Mathenot, très exalté, gesticulant, debout, à son tour, clamait ces phrases à bout portant dans la figure de Théodore Barbaroux, qui répétait obstinément :

— Mais c’est impossible ! Mais c’est incroyable ! Mais je n’admettrai jamais une chose pareille !… Voyons, réfléchissez… Comment, vous, Mathenot, un prêtre ! pouvez-vous croire qu’un homme aussi pieux que M. Augulanty…

— Mais s’il est un hypocrite…

— Non, non. L’hypocrisie a des bornes. Un hypocrite ne peut pas passer pour un homme réellement religieux. Dieu ne permettrait pas que les mauvais ressemblassent à ce point aux bons… D’ailleurs, croyez bien que je sais reconnaître la vraie piété de la fausse. Augulanty a encore communié dimanche passé ! Et vous admettez un pareil sacrilège ? Mais ce serait un démoniaque, un possédé !

— Monsieur le directeur, je ne fais que vous répéter ce que je sais.

— Mais comment le savez-vous ? s’écria tout à coup l’abbé, d’une voix bourrue.

— J’ai pris des renseignements, j’ai consulté des gens qui le connaissent, j’ai…, murmura Mathenot, passablement interloqué et qui ne pouvait dire qu’il était au courant de la vie de son collègue par les potins de M. Bermès et les ragots d’une épicière.

— C’est cela ! s’écria l’abbé Barbaroux, qui commençait à montrer une véritable colère, vous avez fait parler des gens, vous avez recueilli des cancans ! Des renseignements de concierge ! Et c’est là-dessus que vous vous basez pour accuser M. Augulanty ! Ah ! c’est indigne, cela, Mathenot, indigne ! Je n’aurais jamais cru cela de vous ! — Mais, enfin, continuait l’abbé, en marchant de long en large dans le salon, les mains enfoncées aux poches de sa soutane, quand on répète des accusations pareilles, on en porte la preuve, au moins… En avez-vous ?
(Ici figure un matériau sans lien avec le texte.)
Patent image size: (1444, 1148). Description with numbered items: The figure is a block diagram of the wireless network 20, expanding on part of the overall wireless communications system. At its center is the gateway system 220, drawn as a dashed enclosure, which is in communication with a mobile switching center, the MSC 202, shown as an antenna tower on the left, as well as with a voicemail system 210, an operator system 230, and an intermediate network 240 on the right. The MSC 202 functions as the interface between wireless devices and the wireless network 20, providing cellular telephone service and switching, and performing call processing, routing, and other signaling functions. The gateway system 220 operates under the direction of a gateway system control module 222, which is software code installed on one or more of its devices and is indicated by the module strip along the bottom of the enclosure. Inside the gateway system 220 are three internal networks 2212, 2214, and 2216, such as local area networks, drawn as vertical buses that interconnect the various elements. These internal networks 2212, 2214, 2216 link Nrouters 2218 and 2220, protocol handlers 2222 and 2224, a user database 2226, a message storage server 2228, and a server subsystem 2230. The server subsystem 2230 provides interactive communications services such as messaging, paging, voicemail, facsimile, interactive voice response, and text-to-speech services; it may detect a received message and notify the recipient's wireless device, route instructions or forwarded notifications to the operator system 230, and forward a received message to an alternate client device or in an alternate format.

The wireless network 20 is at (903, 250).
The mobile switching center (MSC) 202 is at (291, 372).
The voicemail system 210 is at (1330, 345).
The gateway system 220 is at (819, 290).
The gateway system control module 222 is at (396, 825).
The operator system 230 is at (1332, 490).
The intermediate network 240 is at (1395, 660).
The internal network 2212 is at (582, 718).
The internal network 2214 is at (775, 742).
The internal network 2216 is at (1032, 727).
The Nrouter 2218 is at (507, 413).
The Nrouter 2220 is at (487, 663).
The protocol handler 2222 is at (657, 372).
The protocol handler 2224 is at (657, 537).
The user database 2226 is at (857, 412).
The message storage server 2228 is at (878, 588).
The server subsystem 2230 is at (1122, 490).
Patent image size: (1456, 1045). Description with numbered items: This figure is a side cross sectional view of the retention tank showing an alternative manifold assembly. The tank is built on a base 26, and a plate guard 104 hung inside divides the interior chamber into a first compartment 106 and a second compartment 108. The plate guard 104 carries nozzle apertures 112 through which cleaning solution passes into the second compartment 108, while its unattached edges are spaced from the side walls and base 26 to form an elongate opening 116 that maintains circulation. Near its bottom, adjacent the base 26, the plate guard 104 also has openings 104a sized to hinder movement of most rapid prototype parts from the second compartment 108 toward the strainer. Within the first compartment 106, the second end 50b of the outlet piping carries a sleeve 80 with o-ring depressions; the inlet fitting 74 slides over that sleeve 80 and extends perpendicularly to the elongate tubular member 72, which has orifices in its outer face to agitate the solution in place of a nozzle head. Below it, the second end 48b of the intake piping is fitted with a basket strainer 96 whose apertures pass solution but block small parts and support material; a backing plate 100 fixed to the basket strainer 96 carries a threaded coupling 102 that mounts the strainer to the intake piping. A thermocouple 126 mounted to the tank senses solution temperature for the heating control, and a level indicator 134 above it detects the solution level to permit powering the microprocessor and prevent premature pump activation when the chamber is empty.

— Mais, monsieur le directeur, murmura Mathenot, décontenancé, ce que je dis en est une…

— Ça, une preuve, allons donc ! J’appelle preuve un fait visible, tangible… un fait !

— En ce cas, monsieur le directeur, il est impossible de le prouver… J’ai cru utile de vous mettre en garde contre un menteur et… un fripon ! Vous n’y croyez pas ! Libre à vous. Vous voulez continuer à laisser comme professeur à nos enfants, dans une maison chrétienne, un libertin et un athée… Je ne vous en empêche pas… Dieu vous éclairera tôt ou tard ! Quant à moi, j’aurai fait mon devoir. On peut croire que j’agis par jalousie. Non, monsieur le directeur, croyez-le bien !… Mais c’est dans votre intérêt que je parle, ne le comprenez-vous pas ? s’écriat-il d’une voix plus enrouée, vous ne savez pas combien je vous aime, combien je vous admire, combien je suis dévoué à l’école Saint-Louis-de-Gonzague, parce que c’est une grande œuvre de foi, dans un temps pourri, achevé, qui ne croit plus à rien… Vous êtes mon maître, je suis fier d’être votre disciple et de le dire ! Et quand je vois que votre bonté, votre confiance vous égarent, quand je vois…

Mathenot, suffoqué, se tut. Cet homme rude, brutal et cassant, avait des larmes dans les yeux. Cette émotion troubla l’abbé Barbaroux.

— Mon cher Mathenot, dit-il, d’une voix radoucie, je ne vous soupçonne pas de jalousie, je vous connais trop pour cela I Excusez-moi si je suis allé trop loin dans mes expressions. Mais la surprise a été si forte… La Providence ne m’abandonnera pas, elle m’inspirera un moyen de connaître la vérité. Je ne méprise pas votre avis, je prendrai mes renseignements.

Mathenot se retira. Il espérait bien que l’abbé Barbaroux apprendrait l’infamie d’Augulanty. Quelle reconnaissance alors il aurait pour l’homme qui l’avait débarrassé d’un tel hypocrite ! Mathenot, emporté par son imagination, se voyait déjà économe.